Yes – of course – there are great sensitivities around how to give everyone religious freedom to believe their doctrines and live their lives according to that doctrine whilst at the same time ensuring equality and freedom from discrimination. That is one of the great challenges that we have to meet – and it reared its head constantly in the Equality Bill.
However, in the end, the provision of goods and services must be provided on an equal basis to all. That is where Chris Grayling has failed to understand the real nature of equality. It will mean, for example, for those Christians who believe it is against their religion or belief to rent facilities to homosexuals – will not be able to exclude gay couples.

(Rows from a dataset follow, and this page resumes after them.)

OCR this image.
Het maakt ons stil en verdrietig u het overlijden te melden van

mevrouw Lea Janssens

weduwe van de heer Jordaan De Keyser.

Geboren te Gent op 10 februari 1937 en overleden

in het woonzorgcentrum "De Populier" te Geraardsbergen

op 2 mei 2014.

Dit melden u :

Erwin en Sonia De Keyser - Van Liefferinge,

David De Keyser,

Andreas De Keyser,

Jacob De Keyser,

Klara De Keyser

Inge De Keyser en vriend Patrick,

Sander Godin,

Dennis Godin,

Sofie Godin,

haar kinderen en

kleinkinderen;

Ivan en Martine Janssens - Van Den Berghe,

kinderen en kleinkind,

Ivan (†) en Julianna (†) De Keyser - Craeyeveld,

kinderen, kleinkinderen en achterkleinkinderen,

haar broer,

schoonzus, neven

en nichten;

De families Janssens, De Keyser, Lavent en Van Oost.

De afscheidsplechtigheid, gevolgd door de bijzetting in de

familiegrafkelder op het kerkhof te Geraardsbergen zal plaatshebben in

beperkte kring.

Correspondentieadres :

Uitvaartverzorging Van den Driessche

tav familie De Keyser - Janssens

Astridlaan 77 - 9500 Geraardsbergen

That is a clear example of where the line is drawn. There are more complex ones – particularly in employment where I know Churches feel it is entirely their business who they employ and they want to employ Christians. The line here is drawn to allow discrimination in the employment of someone who is involved in the liturgical side of the Church – but not in ordinary jobs within that establishment. For example – obviously the Vicar, priest and youth leaders who have a duty to teach will be discriminated in favour of for those jobs – but a caretaker, accountant, etc will not. That is the line that the law draws.
The problem with what Grayling said – apart from the substance itself – is that it reveals (just as Cameron’s stuttering performance when being interviewed on gay issues demonstrated) that the Tory Party in its heart still doesn’t believe in equality.
You hear it in the Chamber. During the Equality Bill, I was speaking about the need for protection under the law for those with gender identity issues. From the Tory backbenches I could hear the cries of ‘filthy perverts’.
So – yes – there are huge sensitivities and challenges in achieving a way through that values and frees Christians and others to observe their faith – whilst protecting the rights of all to equal treatment under the law.